RSolve[{a[0] == 1, a[2 n + 1] == a[2 n]*2, a[2 n] == a[2 n - 1] + 2}, a, n]

I think the meaning of the relation is clear: for odd terms in the sequence, multiply the previous term by two, and for even terms, add two to the previous term.

However, when evaluating this, Mathematica simply echos the input:

rather than attempting to solve the recurrence.

I can't find anything in the RSolve documentation which talks about cases where RSolve will do nothing, without any error message.

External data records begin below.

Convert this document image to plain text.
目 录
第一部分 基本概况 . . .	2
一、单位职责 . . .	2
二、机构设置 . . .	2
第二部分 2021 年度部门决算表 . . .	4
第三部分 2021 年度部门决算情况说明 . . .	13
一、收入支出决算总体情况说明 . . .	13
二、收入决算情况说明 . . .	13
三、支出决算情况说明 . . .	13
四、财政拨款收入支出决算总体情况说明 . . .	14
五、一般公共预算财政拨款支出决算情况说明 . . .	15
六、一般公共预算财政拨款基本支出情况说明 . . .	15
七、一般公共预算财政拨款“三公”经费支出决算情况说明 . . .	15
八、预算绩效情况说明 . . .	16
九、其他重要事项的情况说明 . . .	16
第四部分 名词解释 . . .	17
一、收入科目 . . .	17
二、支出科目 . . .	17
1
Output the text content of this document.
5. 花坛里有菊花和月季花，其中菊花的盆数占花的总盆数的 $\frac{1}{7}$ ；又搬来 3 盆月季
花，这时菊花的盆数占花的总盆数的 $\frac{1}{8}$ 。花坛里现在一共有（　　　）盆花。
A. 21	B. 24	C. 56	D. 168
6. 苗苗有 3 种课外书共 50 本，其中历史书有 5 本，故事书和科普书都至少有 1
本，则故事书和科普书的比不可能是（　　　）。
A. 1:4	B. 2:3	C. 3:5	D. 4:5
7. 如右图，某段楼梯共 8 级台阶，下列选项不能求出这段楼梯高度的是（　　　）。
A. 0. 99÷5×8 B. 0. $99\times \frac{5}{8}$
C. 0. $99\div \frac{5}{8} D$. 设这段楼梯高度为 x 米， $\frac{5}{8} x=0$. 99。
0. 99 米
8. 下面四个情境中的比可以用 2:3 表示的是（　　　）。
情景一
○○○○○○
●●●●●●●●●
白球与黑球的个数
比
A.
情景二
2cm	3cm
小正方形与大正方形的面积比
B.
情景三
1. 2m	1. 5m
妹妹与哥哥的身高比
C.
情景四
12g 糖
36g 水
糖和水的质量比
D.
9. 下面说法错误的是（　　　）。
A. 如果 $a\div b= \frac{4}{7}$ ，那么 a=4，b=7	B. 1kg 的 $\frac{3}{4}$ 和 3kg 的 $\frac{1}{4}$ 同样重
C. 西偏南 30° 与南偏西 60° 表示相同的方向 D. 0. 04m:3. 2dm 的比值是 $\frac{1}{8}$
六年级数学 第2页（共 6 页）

Have I made a syntax error, or does this mean that Mathematica is not able to solve this type of recurrence relation? How can I change my input so that Mathematica does solve the recurrence, assuming it is possible?

Answer 1

It appears that RSolve cannot solve difference equations in which two different equations describe the same variable. If so, a work-around is to represent a[k] with k an even index as c[k], and with k an odd indix as b[k], so that there is only one equation per variable.

FullSimplify[RSolveValue[{c[0] == 1, b[k] == c[k - 1]*2, c[k + 2] == b[k + 1] + 2}, 
    {c[k], b[k]}, k] /. C[1] -> 0]
(* {-2 + 3 2^(-1 + k/2) (1 + (-1)^k), -4 - 3 2^(1/2 (-1 + k)) (-1 + (-1)^k)} *)

Then, construct the desired a[k] as even-index terms of c[k] and odd-index terms of b[k].

sol[k_] := If[EvenQ[k], -2 + 3 2^(k/2) , -4 + 3 2^((1 + k)/2) ]
Table[sol[k], {k, 0, 10}]
(* {1, 2, 4, 8, 10, 20, 22, 44, 46, 92, 94} *)

as desired.

Answer 2

When Mathematica returns the input without any error message, it is unable to evaluate the input.

With this particular recursion there is another approach. The recursion can be defined by

Clear[a, ar]

ar[0] = 1; ar[n_?OddQ] := ar[n - 1]*2; ar[n_?EvenQ] := ar[n - 1] + 2;

Generating a sequence from this recursion

seq = ar /@ Range[10]

(* {2, 4, 8, 10, 20, 22, 44, 46, 92, 94} *)

Use FindSequenceFunction to find the closed form of the recursion

a[n_] = FindSequenceFunction[seq, n] // FullSimplify

(* -3 + (-1)^n + 3 2^(-1 + n/2) (1 + Sqrt[2] + (-1)^(1 + n) (-1 + Sqrt[2])) *)

Checking equivalence outside of the range of seq

And @@ Table[a[n] == ar[n], {n, 0, 100}]

(* True *)

EDIT: Verifying,

Simplify[{a[2 n + 1] == a[2 n]*2, 
  a[2 n] == a[2 n - 1] + 2}, {Element[n, Integers], n >= 0}]

(* {True, True} *)